MORGANTOWN, W.Va. — In-person classes at West Virginia University will resume on Monday, university officials announced on Wednesday.
The announcement preceded news of a planned protest against West Virginia University President Gordon Gee over the institution’s coronavirus policies.
West Virginia University began the fall semester with freshmen, graduate and some professional-level students having face-to-face lessons. Those classes shifted online on Sept. 8 because of rising coronavirus case numbers on campus and in Monongalia County.
“The data drove our decision and I am so delighted all indications are we can safely return to in-person instruction,” Gee said Wednesday.
I am so delighted that we can safely resume in-person instruction. We are still in the midst of a serious pandemic and must adhere to the safety guidelines. I want to assure our campus and community that health and safety factors will continue to guide us. https://t.co/ATusUw306t
— E. Gordon Gee (@gordongee) September 23, 2020
Other undergraduate students will continue with virtual lessons on Sept. 28.
University officials and the Monongalia County Health Department have been monitoring coronavirus-related data during the pause with a focus on the virus’s spread.

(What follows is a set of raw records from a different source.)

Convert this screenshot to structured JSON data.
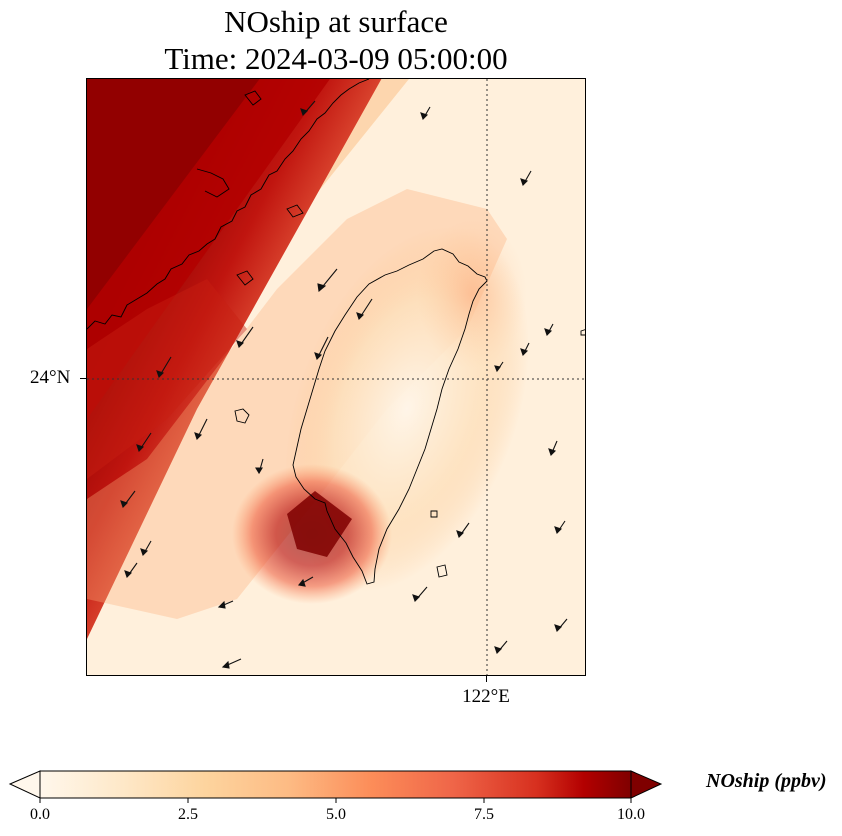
{
  "title": {
    "line1": "NOship at surface",
    "line2": "Time: 2024-03-09 05:00:00"
  },
  "map": {
    "lat_label": "24°N",
    "lon_label": "122°E",
    "colormap": [
      "#fff5e6",
      "#fdd49e",
      "#fdbb84",
      "#fc8d59",
      "#ef6548",
      "#d7301f",
      "#b30000",
      "#7f0000"
    ],
    "coastline_color": "#000000",
    "gridline_style": "dotted"
  },
  "colorbar": {
    "label": "NOship (ppbv)",
    "ticks": [
      "0.0",
      "2.5",
      "5.0",
      "7.5",
      "10.0"
    ],
    "min": 0,
    "max": 10,
    "extend": "both"
  }
}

Arnold Apartments, the institution’s designation isolation space for residence hall occupants, has a 40% occupancy rate. The local hospitalization rate is low, and officials said no students are receiving coronavirus-related care at hospitals.
“We are pleased that the measures we’ve taken will allow us to bring students back to the classrooms,” said Maryanne Reed, WVU’s provost and vice president for academic affairs. “Now we can move forward with our original plan for delivering high-quality instruction, regardless of modality, while also giving our students an on-campus experience.”
Dean of Students Corey Farris said he expects students to follow coronavirus guidelines on campus and around Morgantown.
“I understand when students are hanging out with their friends off-campus it might be easy for some to let down their guard but it’s so important to remember the safety guidelines all of the time,” he said.
“I am so proud of the overwhelming majority of our students who understand they need to wear a mask, practice physical distancing, avoid large indoor gatherings in social settings and follow the rules so we stay here on campus. And we will continue to hold those who are not following the necessary guidelines accountable for their actions.”
A group of students is planning a “Save WVU March” on Friday in opposition to the coronavirus rules. The students are demanding loosening rules, including allowing social gatherings with masks and allowing students to attend sporting events with masks.
Around 120 students have received or will receive sanctions for violating the university’s coronavirus policies. Twenty-four students have been suspended from the institution.